Socialisations morales et politiques

Rapports sociaux, institutions, indicateurs

Dans ce dernier sous-axe, les recherches programmées envisagent les rapports sociaux (de classe, de genre, de racialisation, de génération) à la fois comme outils et objets d’analyse. Les paradoxes soulevés par certaines politiques publiques (pour la petite-enfance, la jeunesse ou le droit des femmes, contre la dépendance des personnes âgées mais aussi toutes les politiques de « lutte » : contre l’échec scolaire, la délinquance, la pauvreté ou le surendettement) seront ici des objets privilégiés pour étudier les rapports sociaux et rendre compte des logiques qui président à la division et la construction des groupes sociaux. Les chercheur-se-s interrogeront notamment la façon dont certains dispositifs (sociaux, judiciaires, résidentiels, sécuritaires ou scolaires) tendent à (re)produire les inégalités sociales et explorent de nouvelles façons d’en rendre compte (notamment par la mise en place d’une base de données temporelle d’indicateurs sociaux nationaux). Si l’essentiel des recherches porteront sur des terrains français, d’autres concerneront la Côte d’Ivoire, l’Égypte, le Mali ou le Sénégal. Par ailleurs, deux projets ANR (l’un sur la justice et l’école, l’autre sur les parcours scolaires et les situations résidentielles) abordent ces questions dans une perspective comparative (Nouvelle-Calédonie, Guyane et Polynésie pour le premier, France et Brésil pour le second). Mais, ces recherches prennent aussi pour objet les pratiques de catégorisation et de classement de ces populations jugées « à risques », les usages savants de ces mises en catégorie et leurs évolutions. Elles permettent non seulement d’alimenter les réflexions sur les institutions d’encadrement et les formes de contrôle social qu’elles exercent mais aussi de comprendre comment ces rapports de pouvoir, au travers des mises en catégorie et des résistances qu’elles peuvent générer (entre discours d’institution et représentations des acteurs), peuvent participer de la fabrique des identités et de la construction de rapports politiques au monde social.

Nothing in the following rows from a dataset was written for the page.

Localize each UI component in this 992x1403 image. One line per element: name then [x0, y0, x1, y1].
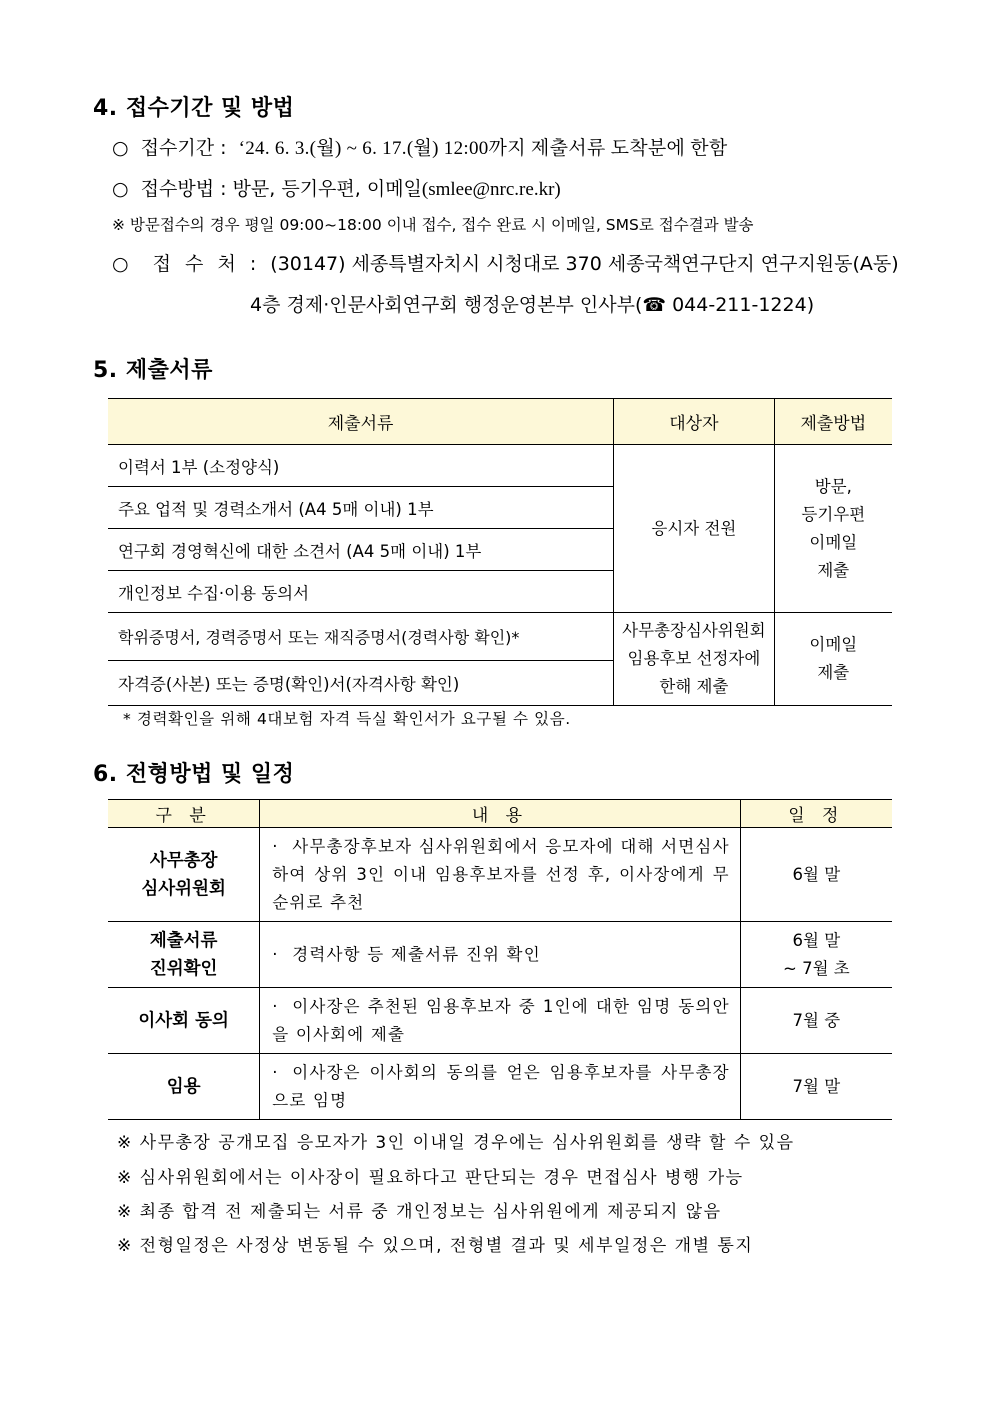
table-row — [108, 1054, 892, 1120]
header-target: 대상자 — [614, 399, 774, 445]
doc-license: 자격증(사본) 또는 증명(확인)서(자격사항 확인) — [108, 661, 614, 706]
target-selected — [614, 613, 774, 706]
section-4-title: 4. 접수기간 및 방법 — [93, 96, 295, 121]
method-line — [112, 174, 561, 201]
row-content — [260, 988, 740, 1054]
row-schedule — [740, 922, 892, 988]
bullet: · — [272, 944, 278, 964]
note-line: ※ 최종 합격 전 제출되는 서류 중 개인정보는 심사위원에게 제공되지 않음 — [117, 1202, 722, 1222]
row-schedule — [740, 828, 892, 922]
schedule-line: 6월 말 — [792, 930, 841, 950]
row-label — [108, 922, 260, 988]
target2-line: 임용후보 선정자에 — [627, 649, 761, 668]
table-row — [108, 828, 892, 922]
visit-note: ※ 방문접수의 경우 평일 09:00~18:00 이내 접수, 접수 완료 시 이메일, SMS로 접수결과 발송 — [112, 216, 754, 234]
label-line: 사무총장 — [149, 850, 218, 871]
schedule-line: ~ 7월 초 — [783, 958, 850, 978]
method1-line: 이메일 — [809, 532, 858, 552]
label-line: 제출서류 — [149, 930, 218, 951]
documents-table — [108, 398, 892, 706]
method2-line: 이메일 — [809, 635, 858, 654]
method-cell-2 — [774, 613, 892, 706]
method1-line: 제출 — [817, 560, 850, 580]
method-email: (smlee@nrc.re.kr) — [421, 179, 561, 200]
label-line: 이사회 동의 — [138, 1010, 229, 1031]
row-label — [108, 988, 260, 1054]
period-label: ○ 접수기간 : — [112, 137, 239, 159]
place-label: ○ 접 수 처 : — [112, 253, 271, 275]
section-6-title: 6. 전형방법 및 일정 — [93, 762, 295, 787]
row-content — [260, 828, 740, 922]
method-cell-1 — [774, 445, 892, 613]
header-documents: 제출서류 — [108, 399, 614, 445]
method-label: ○ 접수방법 : 방문, 등기우편, 이메일 — [112, 178, 422, 200]
note-line: ※ 심사위원회에서는 이사장이 필요하다고 판단되는 경우 면접심사 병행 가능 — [117, 1168, 744, 1188]
schedule-line: 6월 말 — [792, 864, 841, 884]
content-text: 이사장은 추천된 임용후보자 중 1인에 대한 임명 동의안을 이사회에 제출 — [272, 996, 730, 1044]
label-line: 심사위원회 — [141, 878, 226, 899]
schedule-header-row — [108, 800, 892, 828]
table-row — [108, 445, 892, 487]
target2-line: 한해 제출 — [659, 677, 729, 696]
note-line: ※ 사무총장 공개모집 응모자가 3인 이내일 경우에는 심사위원회를 생략 할 수 있음 — [117, 1133, 795, 1153]
label-line: 진위확인 — [149, 958, 218, 979]
content-text: 경력사항 등 제출서류 진위 확인 — [292, 944, 541, 964]
table-row — [108, 988, 892, 1054]
row-label — [108, 1054, 260, 1120]
schedule-table — [108, 799, 892, 1120]
row-schedule — [740, 988, 892, 1054]
row-schedule — [740, 1054, 892, 1120]
doc-resume: 이력서 1부 (소정양식) — [108, 445, 614, 487]
schedule-line: 7월 말 — [792, 1076, 841, 1096]
method2-line: 제출 — [817, 663, 850, 682]
place-address-1: (30147) 세종특별자치시 시청대로 370 세종국책연구단지 연구지원동(A동) — [270, 253, 899, 275]
header-schedule: 일 정 — [740, 800, 892, 828]
table-row — [108, 613, 892, 661]
place-line-1 — [112, 249, 899, 276]
doc-career: 주요 업적 및 경력소개서 (A4 5매 이내) 1부 — [108, 487, 614, 529]
content-text: 이사장은 이사회의 동의를 얻은 임용후보자를 사무총장으로 임명 — [272, 1062, 730, 1110]
header-method: 제출방법 — [774, 399, 892, 445]
content-text: 사무총장후보자 심사위원회에서 응모자에 대해 서면심사 하여 상위 3인 이내 임용후보자를 선정 후, 이사장에게 무순위로 추천 — [272, 836, 730, 912]
schedule-line: 7월 중 — [792, 1010, 841, 1030]
bullet: · — [272, 836, 278, 856]
row-label — [108, 828, 260, 922]
header-category: 구 분 — [108, 800, 260, 828]
table-row — [108, 922, 892, 988]
place-address-2: 4층 경제·인문사회연구회 행정운영본부 인사부(☎ 044-211-1224) — [250, 294, 815, 316]
bullet: · — [272, 1062, 278, 1082]
row-content — [260, 922, 740, 988]
label-line: 임용 — [166, 1076, 201, 1097]
doc-degree: 학위증명서, 경력증명서 또는 재직증명서(경력사항 확인)* — [108, 613, 614, 661]
period-value: ‘24. 6. 3.(월) ~ 6. 17.(월) 12:00까지 제출서류 도착분에 한함 — [238, 138, 728, 159]
target-all: 응시자 전원 — [614, 445, 774, 613]
doc-privacy: 개인정보 수집·이용 동의서 — [108, 571, 614, 613]
section-5-title: 5. 제출서류 — [93, 358, 213, 383]
note-line: ※ 전형일정은 사정상 변동될 수 있으며, 전형별 결과 및 세부일정은 개별 통지 — [117, 1236, 754, 1256]
documents-header-row — [108, 399, 892, 445]
row-content — [260, 1054, 740, 1120]
period-line — [112, 133, 728, 160]
target2-line: 사무총장심사위원회 — [622, 621, 766, 640]
method1-line: 방문, — [814, 476, 852, 496]
documents-footnote: * 경력확인을 위해 4대보험 자격 득실 확인서가 요구될 수 있음. — [123, 710, 571, 728]
bullet: · — [272, 996, 278, 1016]
doc-opinion: 연구회 경영혁신에 대한 소견서 (A4 5매 이내) 1부 — [108, 529, 614, 571]
method1-line: 등기우편 — [801, 504, 866, 524]
header-content: 내 용 — [260, 800, 740, 828]
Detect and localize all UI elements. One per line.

Famille et socialisations morales

La famille est au centre de cette ultime thématique en tant qu’instance privilégiée de socialisation morale. Mais l’école n’est pour autant pas délaissée tandis que d’autres modes, plus diffus, de transmission des valeurs sont aussi explorés (littérature, séries télévisées). Des sociologues, des psychosociologues, des philosophes et des juristes s’interrogent plus précisément sur les cadres normatifs produits par la famille, dont la définition, mouvante et plurielle, oblige à la penser comme nécessairement articulée à la politique et à la société. Le projet ANR DEVHOM sur les familles homoparentales et le projet qui s’inscrira à la suite du projet ANR VENIROMOND – sur les rapports entre socialisation langagière et socialisation morale – développent, dans une perspective longitudinale, l’étude des liens entre structure familiale, conditions de vie et socialisations enfantines, en proposant d’analyser les processus précoces d’intériorisation des principes structurants du monde social, la place qui tiennent les différents éducateurs et le rôle qu’y jouent les enfants eux-mêmes. Le PIA « De nouvelles opportunités pour les jeunes de Picardie maritime : devenir acteurs d’un projet de territoire fondé sur l’économie de proximité », permettra également d’analyser les représentations de la famille, de leur avenir professionnel et de la politique qui caractérisent les jeunes d’un territoire rural en voie de désindustrialisation. Ces différentes recherchent interrogent ainsi les rapports au corps, à la sexualité, à l’institution scolaire, à l’avenir, à l’obéissance, au sens du juste et de l’injuste ou à la sanction comme autant de manières de saisir le processus de constitution d’un rapport politique différencié au monde social.